Not interested in your book.

It occurred to me, after I read Instapundit’s post here, that the practice in recent years of political candidates flacking ghostwritten autobiographies as part of their campaigns is really horribly unseemly.

I honestly don’t care about a potential president’s childhood or his college experience or that church mission to Tibet that s/he went on in high school.  I don’t care about what prestigious university they went to or how they met their wife or what prompted them to get into politics.

If I have to read a 400-page tome dripping with syrupy prose meant to sway my emotions such that my vote is also swayed, I’ll save my money and buy more SF.

I think I realized this after I got about ten pages into Sarah Palin’s book some years back and realized that I didn’t care.  And that’s saying something given that I’m trained as an historian.

But I think what really blew political autobiography out of the water for me was our current President, who had not one but two such books written before he ever ran for the office.

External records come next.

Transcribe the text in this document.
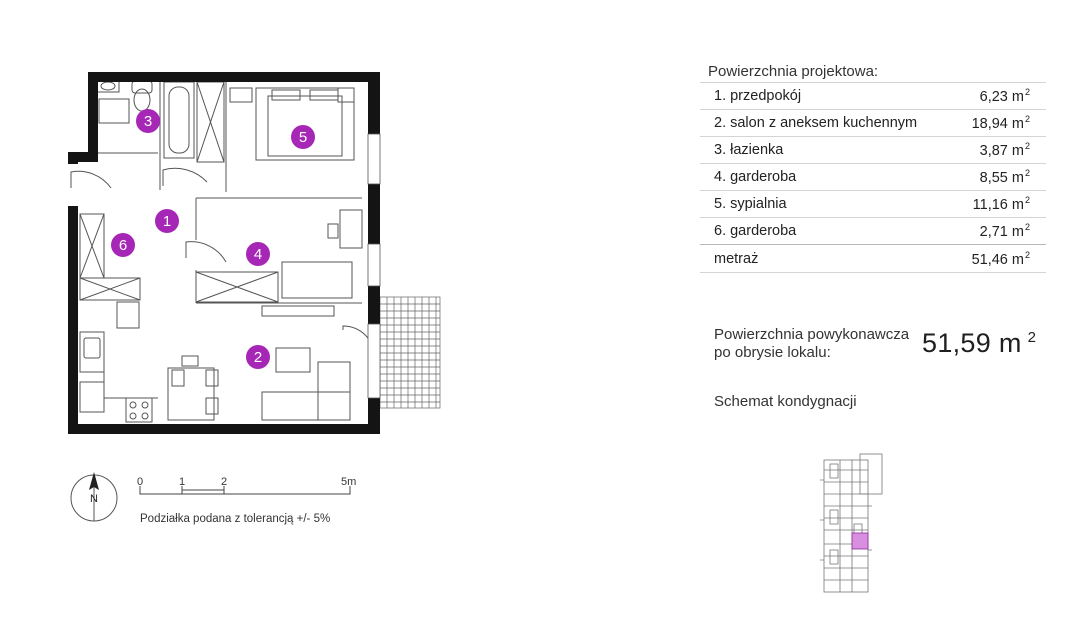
1
2
3
4
5
6
Powierzchnia projektowa:
1. przedpokój	6,23 $m^2$
2. salon z aneksem kuchennym	18,94 $m^2$
3. łazienka	3,87 $m^2$
4. garderoba	8,55 $m^2$
5. sypialnia	11,16 $m^2$
6. garderoba	2,71 $m^2$
metraż	51,46 $m^2$
Powierzchnia powykonawcza
po obrysie lokalu:	51,59 m $^2$
Schemat kondygnacji
N
0	1	2	5m
Podziałka podana z tolerancją +/- 5%
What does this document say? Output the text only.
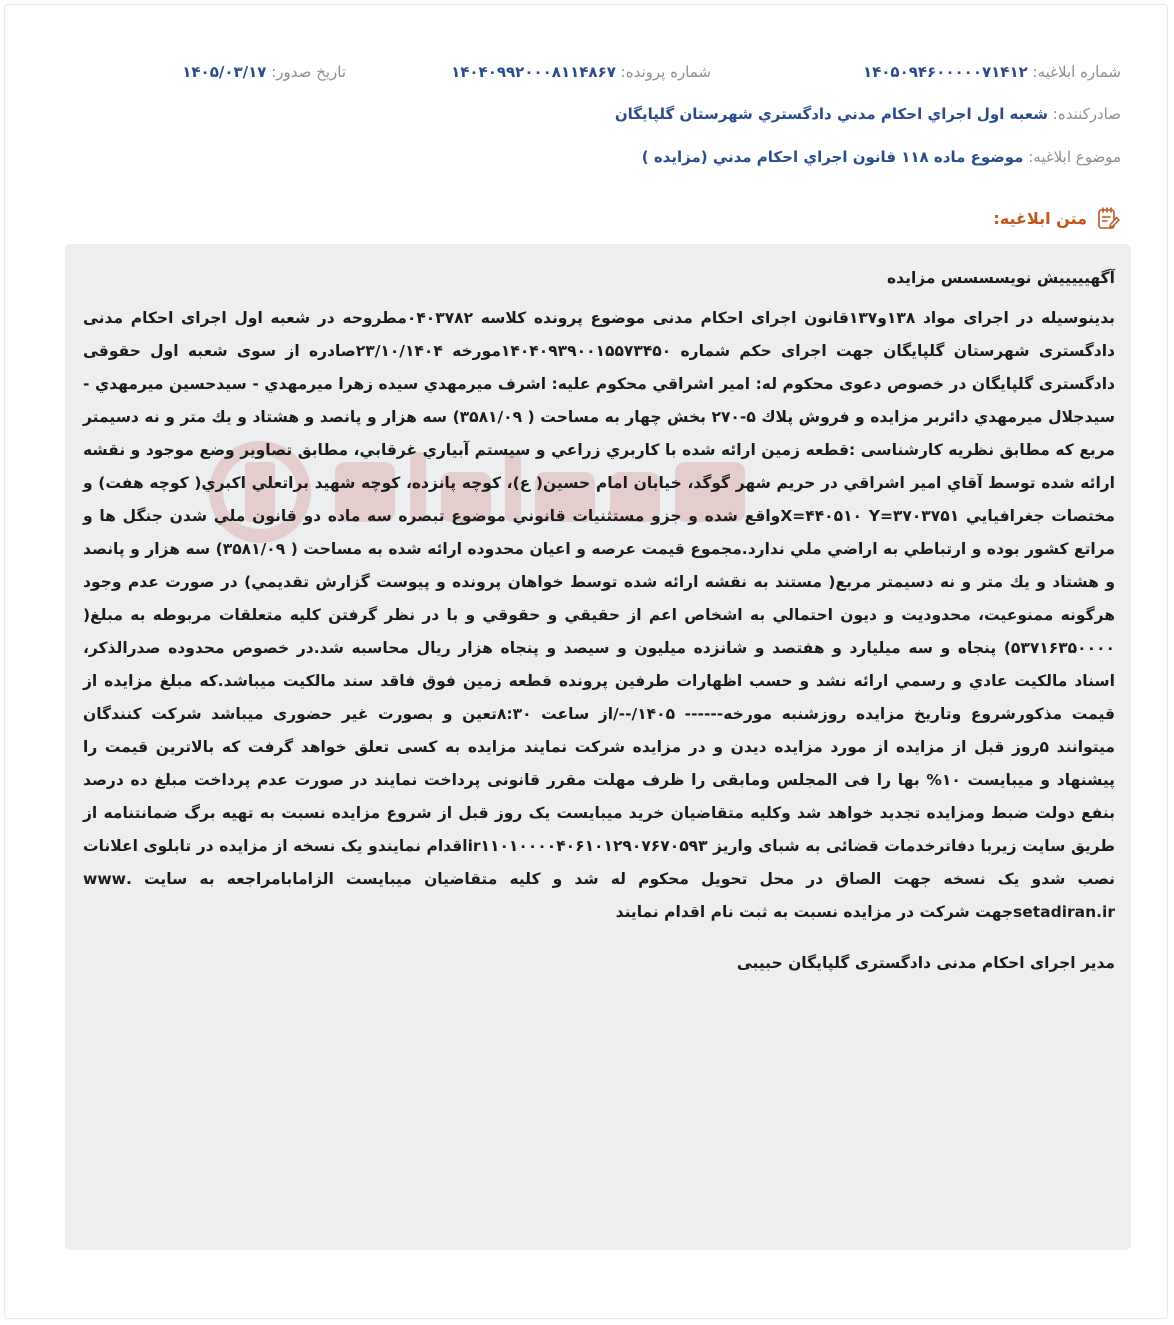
شماره ابلاغیه: ۱۴۰۵۰۹۴۶۰۰۰۰۰۷۱۴۱۲
شماره پرونده: ۱۴۰۴۰۹۹۲۰۰۰۸۱۱۴۸۶۷
تاریخ صدور: ۱۴۰۵/۰۳/۱۷
صادرکننده: شعبه اول اجراي احكام مدني دادگستري شهرستان گلپايگان
موضوع ابلاغیه: موضوع ماده ۱۱۸ قانون اجراي احكام مدني (مزايده )
متن ابلاغیه:
آگهیییییش نویسسسس مزایده
بدینوسیله در اجرای مواد ۱۳۸و۱۳۷قانون اجرای احکام مدنی موضوع پرونده کلاسه ۰۴۰۳۷۸۲مطروحه در شعبه اول اجرای احکام مدنی دادگستری شهرستان گلپایگان جهت اجرای حکم شماره ۱۴۰۴۰۹۳۹۰۰۱۵۵۷۳۴۵۰مورخه ۲۳/۱۰/۱۴۰۴صادره از سوی شعبه اول حقوقی دادگستری گلپایگان در خصوص دعوی محکوم له: امير اشراقي محكوم عليه: اشرف ميرمهدي سيده زهرا ميرمهدي - سيدحسين ميرمهدي - سيدجلال ميرمهدي دائربر مزايده و فروش پلاك ۵-۲۷۰ بخش چهار به مساحت ( ۳۵۸۱/۰۹) سه هزار و پانصد و هشتاد و يك متر و نه دسيمتر مربع كه مطابق نظريه كارشناسی :قطعه زمين ارائه شده با كاربري زراعي و سيستم آبياري غرقابي، مطابق تصاوير وضع موجود و نقشه ارائه شده توسط آقاي امير اشراقي در حريم شهر گوگد، خيابان امام حسين( ع)، كوچه پانزده، كوچه شهيد براتعلي اكبري( كوچه هفت) و مختصات جغرافيايي X=۴۴۰۵۱۰ Y=۳۷۰۳۷۵۱واقع شده و جزو مستثنيات قانوني موضوع تبصره سه ماده دو قانون ملي شدن جنگل ها و مراتع كشور بوده و ارتباطي به اراضي ملي ندارد.مجموع قيمت عرصه و اعيان محدوده ارائه شده به مساحت ( ۳۵۸۱/۰۹) سه هزار و پانصد و هشتاد و يك متر و نه دسيمتر مربع( مستند به نقشه ارائه شده توسط خواهان پرونده و پيوست گزارش تقديمي) در صورت عدم وجود هرگونه ممنوعيت، محدوديت و ديون احتمالي به اشخاص اعم از حقيقي و حقوقي و با در نظر گرفتن كليه متعلقات مربوطه به مبلغ( ۵۳۷۱۶۳۵۰۰۰۰) پنجاه و سه ميليارد و هفتصد و شانزده ميليون و سيصد و پنجاه هزار ريال محاسبه شد.در خصوص محدوده صدرالذکر، اسناد مالکیت عادي و رسمي ارائه نشد و حسب اظهارات طرفين پرونده قطعه زمين فوق فاقد سند مالكيت ميباشد.که مبلغ مزایده از قیمت مذکورشروع وتاریخ مزایده روزشنبه مورخه------ ۱۴۰۵/--/از ساعت ۸:۳۰تعین و بصورت غیر حضوری میباشد شرکت کنندگان میتوانند ۵روز قبل از مزایده از مورد مزایده دیدن و در مزایده شرکت نمایند مزایده به کسی تعلق خواهد گرفت که بالاترین قیمت را پیشنهاد و میبایست ۱۰% بها را فی المجلس ومابقی را ظرف مهلت مقرر قانونی پرداخت نمایند در صورت عدم پرداخت مبلغ ده درصد بنفع دولت ضبط ومزایده تجدید خواهد شد وکلیه متقاضیان خرید میبایست یک روز قبل از شروع مزایده نسبت به تهیه برگ ضمانتنامه از طریق سایت زیربا دفاترخدمات قضائی به شبای واریز ir۱۱۰۱۰۰۰۰۴۰۶۱۰۱۲۹۰۷۶۷۰۵۹۳اقدام نمایندو یک نسخه از مزایده در تابلوی اعلانات نصب شدو یک نسخه جهت الصاق در محل تحویل محکوم له شد و کلیه متقاضیان میبایست الزامابامراجعه به سایت .www setadiran.irجهت شرکت در مزایده نسبت به ثبت نام اقدام نمایند
مدیر اجرای احکام مدنی دادگستری گلپایگان حبیبی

Why can’t we go back to the days when we elected a politician based on what we could suss out about his political philosophy and his plans for governing us based on what he told us from the stump?  Or if he was a governor or a mayor or even a senator, what did he do in those positions that gives him credibility for the Big Job?  Spare me the stories about youth and all that shit.  Tell me what you’re going to do if elected and why I should believe what you’re telling me about that.

I still love the story about William McKinley running his 1896 campaign from his front porch.  Tell us what you’re going to do, then shove off and we’ll get back to you.  And for Christ’s sake, stop killing trees with your poorly-written paeans of glory to yourselves.